Recipe for Success
Integration of business, financial and family
1. Who is the client?
It is easy for accountants to see the business as the client… almost in isolation. It has all the activity, all the problems, gets all the attention and (at least in the early days) makes all the money! Why shouldn’t it get all the attention?
But the business is only part of the story. In most cases, it is the primary source of earnings to support lifestyle, debt reduction and ultimately, the accumulation of wealth. In fact, most clients have a multitude of structures (due to legacy asset protection and tax law changes over the years), superannuation funds, other investments, lifestyle assets (homes, holiday homes, cars) and of course, a family.
But in the end, all of these entities exist to benefit the business owner(s) and the family. As such, the business is really just a means to an end!
2. The role of the business
When planning for succession of the business, the role that business plays in the life of a client becomes very real. And it’s not just about the money.
We try to prepare clients for the loss that they are about to experience. They know that in spite of the transition arrangements that require them to support the new owner, at some point (often much sooner than they expect), they will not be wanted any more.
They lose their daily routine. They lose their intellectual stimulation.
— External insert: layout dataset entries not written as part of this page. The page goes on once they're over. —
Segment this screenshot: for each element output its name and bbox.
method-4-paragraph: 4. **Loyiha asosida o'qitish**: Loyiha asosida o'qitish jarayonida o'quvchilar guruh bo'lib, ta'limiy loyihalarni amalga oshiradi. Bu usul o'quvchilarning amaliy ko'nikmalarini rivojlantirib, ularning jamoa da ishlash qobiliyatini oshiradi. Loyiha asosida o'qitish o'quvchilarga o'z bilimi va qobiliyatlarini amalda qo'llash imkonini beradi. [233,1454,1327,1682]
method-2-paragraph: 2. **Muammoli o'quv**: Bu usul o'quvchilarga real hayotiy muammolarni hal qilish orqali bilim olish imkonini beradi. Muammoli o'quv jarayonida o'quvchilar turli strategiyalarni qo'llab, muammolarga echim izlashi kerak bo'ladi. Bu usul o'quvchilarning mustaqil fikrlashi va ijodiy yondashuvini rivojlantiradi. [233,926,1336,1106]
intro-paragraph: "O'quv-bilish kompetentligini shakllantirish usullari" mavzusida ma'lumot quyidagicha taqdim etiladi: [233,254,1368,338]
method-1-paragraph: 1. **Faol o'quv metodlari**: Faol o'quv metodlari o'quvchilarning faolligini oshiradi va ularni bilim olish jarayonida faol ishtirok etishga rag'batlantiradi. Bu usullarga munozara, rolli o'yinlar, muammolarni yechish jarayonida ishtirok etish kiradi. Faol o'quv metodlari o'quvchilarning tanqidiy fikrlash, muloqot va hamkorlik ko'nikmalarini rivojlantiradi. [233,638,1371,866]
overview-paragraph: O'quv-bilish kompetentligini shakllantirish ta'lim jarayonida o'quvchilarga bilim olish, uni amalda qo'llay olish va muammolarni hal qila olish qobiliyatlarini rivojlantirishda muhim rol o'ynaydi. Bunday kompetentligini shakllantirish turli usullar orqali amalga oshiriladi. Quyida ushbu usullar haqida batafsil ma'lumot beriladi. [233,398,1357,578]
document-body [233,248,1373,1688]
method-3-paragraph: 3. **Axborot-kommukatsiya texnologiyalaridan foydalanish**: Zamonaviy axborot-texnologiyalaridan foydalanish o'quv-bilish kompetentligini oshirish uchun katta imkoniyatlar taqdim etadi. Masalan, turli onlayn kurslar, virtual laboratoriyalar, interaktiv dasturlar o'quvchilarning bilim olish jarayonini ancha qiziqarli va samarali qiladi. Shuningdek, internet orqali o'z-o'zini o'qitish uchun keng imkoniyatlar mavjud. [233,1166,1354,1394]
Importantly, they lose their sense of identity that came with their role as founder or owner of the business that they no longer have anything to do with. It’s like losing an arm. It comes as a shock and no amount of holidays or golf will fix it.
We know this as we have experienced it time and time again. We see the owner as the client, not the business. We almost always lose the business as a client after succession occurs but keep the owner invariably for ever. We support them through that period and guide them into the future. And manage those complex structures that are left behind after the business goes.
3. Lifestyle
It is a funny thing. Imagine a new client working through a strategic plan with their spouse for the first time. What is the role of the business? What is the succession and exit strategy? How can we build business value? How much money do we need to retire with? How does the family fit within this? How hard do we need to work?
We ask the question “how many hours a week do you (the principal) work in the business”? The business owner usually answers something like, 35 to 40. Their spouse disagrees (vehemently)… “more like 80”!
How can this be? How could two people perceive such huge differences? This disconnect relates to their individual concepts of lifestyle. One definition is clearly broader than the other.
We work hard to help business owners realise that the value of a business is generally stronger when the business is not dependant on the owner. That enables the family to have more time together. Better for both.